As recruiters engaged with both candidates and clients we are keenly aware of value of the interview process. We have seen a gradual transition from opinion-based to fact-based, or behavioral questions. Inc’s recent article “4 Vital Interview Questions to Ask” discusses this shift and suggests that “Asking opinion-based questions is a complete waste of time. Every candidate comes prepared to answer general questions about teamwork, initiative, interpersonal skills, and leadership.” The following examples bring the concept into sharper view:
“What do you feel is your biggest weakness?” This is one of the most common questions asked in an interview as like most opinion-based questions, provokes a very rehearsed response with little room for productive follow up questions.
In comparison, a fact-based question such as “Tell me about a time you knew you were right but still had to follow directions or guidelines?” allows for detail, data and may be followed by an open-ended conversation.
The shift in style supports the potential employer’s desire to access facts rather than opinions.

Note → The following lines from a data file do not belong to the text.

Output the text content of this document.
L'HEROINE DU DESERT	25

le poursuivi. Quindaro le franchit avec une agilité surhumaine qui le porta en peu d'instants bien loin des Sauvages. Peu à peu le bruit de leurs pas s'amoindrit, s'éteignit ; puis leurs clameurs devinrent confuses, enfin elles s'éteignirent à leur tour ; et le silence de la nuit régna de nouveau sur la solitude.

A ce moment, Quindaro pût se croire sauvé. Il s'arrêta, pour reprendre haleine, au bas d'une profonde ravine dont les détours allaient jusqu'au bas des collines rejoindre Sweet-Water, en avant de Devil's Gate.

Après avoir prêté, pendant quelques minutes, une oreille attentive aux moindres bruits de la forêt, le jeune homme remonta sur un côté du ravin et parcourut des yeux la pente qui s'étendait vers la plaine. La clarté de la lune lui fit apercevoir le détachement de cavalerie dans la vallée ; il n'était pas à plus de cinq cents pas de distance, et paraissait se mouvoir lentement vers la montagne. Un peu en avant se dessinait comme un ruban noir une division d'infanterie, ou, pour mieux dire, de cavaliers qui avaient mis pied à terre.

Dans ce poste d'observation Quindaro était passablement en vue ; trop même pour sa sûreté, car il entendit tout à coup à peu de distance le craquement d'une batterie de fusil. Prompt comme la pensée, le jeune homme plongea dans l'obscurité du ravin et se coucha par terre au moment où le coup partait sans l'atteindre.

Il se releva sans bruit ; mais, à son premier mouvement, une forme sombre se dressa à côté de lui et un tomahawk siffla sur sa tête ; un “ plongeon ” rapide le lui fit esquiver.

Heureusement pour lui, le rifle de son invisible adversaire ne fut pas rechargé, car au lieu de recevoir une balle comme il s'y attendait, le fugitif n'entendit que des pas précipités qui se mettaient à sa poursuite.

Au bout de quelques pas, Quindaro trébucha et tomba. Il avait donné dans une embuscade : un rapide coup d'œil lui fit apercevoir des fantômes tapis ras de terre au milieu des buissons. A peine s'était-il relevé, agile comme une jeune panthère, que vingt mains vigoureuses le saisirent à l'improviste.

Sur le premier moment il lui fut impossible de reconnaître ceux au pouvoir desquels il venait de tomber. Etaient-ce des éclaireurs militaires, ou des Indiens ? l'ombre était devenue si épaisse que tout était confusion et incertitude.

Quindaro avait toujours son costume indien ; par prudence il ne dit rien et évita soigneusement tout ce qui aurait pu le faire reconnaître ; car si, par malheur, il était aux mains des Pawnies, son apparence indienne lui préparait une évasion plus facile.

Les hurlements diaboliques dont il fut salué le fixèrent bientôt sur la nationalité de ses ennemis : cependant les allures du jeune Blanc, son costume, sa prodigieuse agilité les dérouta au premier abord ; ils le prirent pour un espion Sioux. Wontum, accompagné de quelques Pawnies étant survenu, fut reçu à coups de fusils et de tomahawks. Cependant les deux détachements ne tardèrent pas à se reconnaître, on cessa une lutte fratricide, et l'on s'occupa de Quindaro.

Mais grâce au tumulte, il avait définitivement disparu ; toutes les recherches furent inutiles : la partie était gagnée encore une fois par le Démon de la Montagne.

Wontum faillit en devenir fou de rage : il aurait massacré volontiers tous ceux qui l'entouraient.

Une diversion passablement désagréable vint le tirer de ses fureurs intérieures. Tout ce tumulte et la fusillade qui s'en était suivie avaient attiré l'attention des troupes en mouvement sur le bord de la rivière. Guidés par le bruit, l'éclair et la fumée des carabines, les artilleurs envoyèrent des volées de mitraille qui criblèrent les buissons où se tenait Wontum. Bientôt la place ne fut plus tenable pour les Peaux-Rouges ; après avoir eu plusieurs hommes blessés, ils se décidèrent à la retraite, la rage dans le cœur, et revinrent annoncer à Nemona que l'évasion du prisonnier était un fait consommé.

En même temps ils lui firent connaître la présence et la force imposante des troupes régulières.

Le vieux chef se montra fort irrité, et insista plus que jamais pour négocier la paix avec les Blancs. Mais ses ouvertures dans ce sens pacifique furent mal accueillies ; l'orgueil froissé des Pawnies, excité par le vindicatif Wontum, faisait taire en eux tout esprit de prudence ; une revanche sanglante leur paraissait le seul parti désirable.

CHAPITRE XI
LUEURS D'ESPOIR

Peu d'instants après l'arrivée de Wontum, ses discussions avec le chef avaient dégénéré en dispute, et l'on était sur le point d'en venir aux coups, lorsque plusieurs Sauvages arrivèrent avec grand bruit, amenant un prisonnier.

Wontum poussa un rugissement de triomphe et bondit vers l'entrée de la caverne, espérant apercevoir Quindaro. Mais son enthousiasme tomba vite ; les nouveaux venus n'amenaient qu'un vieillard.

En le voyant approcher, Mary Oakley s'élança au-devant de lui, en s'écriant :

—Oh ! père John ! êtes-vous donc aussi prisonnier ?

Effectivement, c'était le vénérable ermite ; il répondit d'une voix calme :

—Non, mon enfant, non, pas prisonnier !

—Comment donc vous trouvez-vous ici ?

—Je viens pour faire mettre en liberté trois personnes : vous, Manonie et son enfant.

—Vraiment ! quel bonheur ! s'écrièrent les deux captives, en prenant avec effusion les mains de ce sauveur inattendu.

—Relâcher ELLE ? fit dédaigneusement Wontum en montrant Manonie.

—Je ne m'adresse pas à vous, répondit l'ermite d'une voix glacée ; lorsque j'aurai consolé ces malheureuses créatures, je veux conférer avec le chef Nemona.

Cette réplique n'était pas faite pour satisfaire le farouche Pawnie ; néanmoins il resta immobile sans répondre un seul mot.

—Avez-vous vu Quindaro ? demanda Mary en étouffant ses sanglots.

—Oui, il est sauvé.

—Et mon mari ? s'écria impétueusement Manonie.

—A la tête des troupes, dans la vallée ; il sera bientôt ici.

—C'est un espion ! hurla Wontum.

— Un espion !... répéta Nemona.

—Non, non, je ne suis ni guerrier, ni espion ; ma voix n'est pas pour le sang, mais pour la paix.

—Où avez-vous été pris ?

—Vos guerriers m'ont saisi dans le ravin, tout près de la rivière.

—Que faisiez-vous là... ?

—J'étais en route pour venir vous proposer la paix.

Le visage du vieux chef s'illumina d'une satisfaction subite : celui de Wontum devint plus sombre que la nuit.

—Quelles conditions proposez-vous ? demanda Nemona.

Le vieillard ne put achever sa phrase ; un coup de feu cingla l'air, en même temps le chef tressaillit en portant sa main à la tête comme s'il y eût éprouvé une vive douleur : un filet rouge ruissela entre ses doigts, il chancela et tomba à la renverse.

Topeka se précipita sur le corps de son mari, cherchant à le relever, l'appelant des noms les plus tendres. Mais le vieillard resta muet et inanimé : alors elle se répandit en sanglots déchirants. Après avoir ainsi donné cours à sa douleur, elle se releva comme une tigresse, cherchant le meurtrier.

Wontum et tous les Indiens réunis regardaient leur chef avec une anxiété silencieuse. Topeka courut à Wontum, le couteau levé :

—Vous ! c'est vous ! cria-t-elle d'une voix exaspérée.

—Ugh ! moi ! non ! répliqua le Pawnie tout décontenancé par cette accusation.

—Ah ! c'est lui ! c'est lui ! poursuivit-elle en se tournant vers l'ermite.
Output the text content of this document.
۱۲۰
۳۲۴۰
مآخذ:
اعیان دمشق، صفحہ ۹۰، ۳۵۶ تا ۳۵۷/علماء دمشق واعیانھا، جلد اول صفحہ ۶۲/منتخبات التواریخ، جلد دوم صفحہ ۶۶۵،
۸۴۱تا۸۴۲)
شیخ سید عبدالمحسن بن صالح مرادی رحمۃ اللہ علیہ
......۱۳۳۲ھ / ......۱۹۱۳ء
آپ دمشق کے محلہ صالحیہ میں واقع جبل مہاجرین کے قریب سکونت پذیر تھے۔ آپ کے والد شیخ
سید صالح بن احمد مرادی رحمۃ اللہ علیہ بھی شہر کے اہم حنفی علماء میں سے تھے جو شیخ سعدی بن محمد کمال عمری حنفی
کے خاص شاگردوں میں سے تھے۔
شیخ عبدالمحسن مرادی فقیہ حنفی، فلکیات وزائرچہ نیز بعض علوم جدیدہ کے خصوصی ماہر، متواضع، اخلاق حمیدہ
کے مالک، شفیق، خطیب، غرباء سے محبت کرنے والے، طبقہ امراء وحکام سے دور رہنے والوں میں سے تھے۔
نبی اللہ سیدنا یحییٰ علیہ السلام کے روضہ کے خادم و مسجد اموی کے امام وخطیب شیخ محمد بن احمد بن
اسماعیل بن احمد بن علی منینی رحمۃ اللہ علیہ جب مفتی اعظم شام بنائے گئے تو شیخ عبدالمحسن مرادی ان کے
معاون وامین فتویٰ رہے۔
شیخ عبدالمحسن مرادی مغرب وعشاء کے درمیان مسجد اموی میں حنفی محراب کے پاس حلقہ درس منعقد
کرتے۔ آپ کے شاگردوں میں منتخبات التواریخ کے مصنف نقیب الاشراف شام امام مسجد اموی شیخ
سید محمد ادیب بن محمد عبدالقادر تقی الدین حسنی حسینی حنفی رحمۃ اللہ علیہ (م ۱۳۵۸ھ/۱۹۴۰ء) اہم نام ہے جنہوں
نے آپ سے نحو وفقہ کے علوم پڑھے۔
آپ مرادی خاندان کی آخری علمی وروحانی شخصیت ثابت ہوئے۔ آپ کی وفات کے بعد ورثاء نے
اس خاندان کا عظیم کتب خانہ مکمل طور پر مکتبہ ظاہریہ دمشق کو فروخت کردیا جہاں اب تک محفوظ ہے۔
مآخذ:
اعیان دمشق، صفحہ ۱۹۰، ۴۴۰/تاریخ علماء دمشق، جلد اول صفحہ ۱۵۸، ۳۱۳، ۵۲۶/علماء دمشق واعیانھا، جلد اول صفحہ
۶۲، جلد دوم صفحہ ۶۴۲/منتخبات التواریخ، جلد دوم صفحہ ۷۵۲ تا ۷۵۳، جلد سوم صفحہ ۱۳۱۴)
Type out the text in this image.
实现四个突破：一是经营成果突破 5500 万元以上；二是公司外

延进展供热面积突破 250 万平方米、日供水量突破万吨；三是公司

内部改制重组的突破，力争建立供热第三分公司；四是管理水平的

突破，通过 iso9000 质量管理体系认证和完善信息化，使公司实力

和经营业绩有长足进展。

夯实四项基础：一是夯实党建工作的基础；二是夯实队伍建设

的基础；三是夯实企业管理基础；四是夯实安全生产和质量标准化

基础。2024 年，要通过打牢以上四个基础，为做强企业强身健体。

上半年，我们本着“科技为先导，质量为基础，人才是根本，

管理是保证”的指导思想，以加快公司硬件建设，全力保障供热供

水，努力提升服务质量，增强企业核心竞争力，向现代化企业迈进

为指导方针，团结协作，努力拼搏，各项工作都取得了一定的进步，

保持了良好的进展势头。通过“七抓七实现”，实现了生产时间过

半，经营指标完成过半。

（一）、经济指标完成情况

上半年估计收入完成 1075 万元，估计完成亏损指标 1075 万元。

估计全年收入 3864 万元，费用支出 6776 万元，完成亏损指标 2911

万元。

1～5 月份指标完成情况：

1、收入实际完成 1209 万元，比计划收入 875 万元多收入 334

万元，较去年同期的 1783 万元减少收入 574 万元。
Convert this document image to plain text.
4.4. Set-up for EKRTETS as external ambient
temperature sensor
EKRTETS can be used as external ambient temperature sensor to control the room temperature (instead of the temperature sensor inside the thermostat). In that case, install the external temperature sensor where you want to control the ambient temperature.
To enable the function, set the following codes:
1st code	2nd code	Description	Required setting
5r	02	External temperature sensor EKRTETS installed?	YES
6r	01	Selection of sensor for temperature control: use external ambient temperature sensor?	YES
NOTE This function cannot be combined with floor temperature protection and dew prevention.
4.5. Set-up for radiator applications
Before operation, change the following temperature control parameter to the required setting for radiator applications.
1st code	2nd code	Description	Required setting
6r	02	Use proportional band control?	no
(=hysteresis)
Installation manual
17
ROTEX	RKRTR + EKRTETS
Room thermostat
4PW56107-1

The article suggests that “You should ask interview questions that elicit facts instead of opinions. Why? I can never rely on what you claim you will do, but I can learn a lot from what you have already done.” This builds on the basic premise that past behavior predicts current behavior and current behavior is a firm predictor of future behavior.
The take-away for candidates? While it is still important to practice for an interview to assure a sense of confidence and comfort, keep in mind that your interview will be a conversation, rather than a Q & A.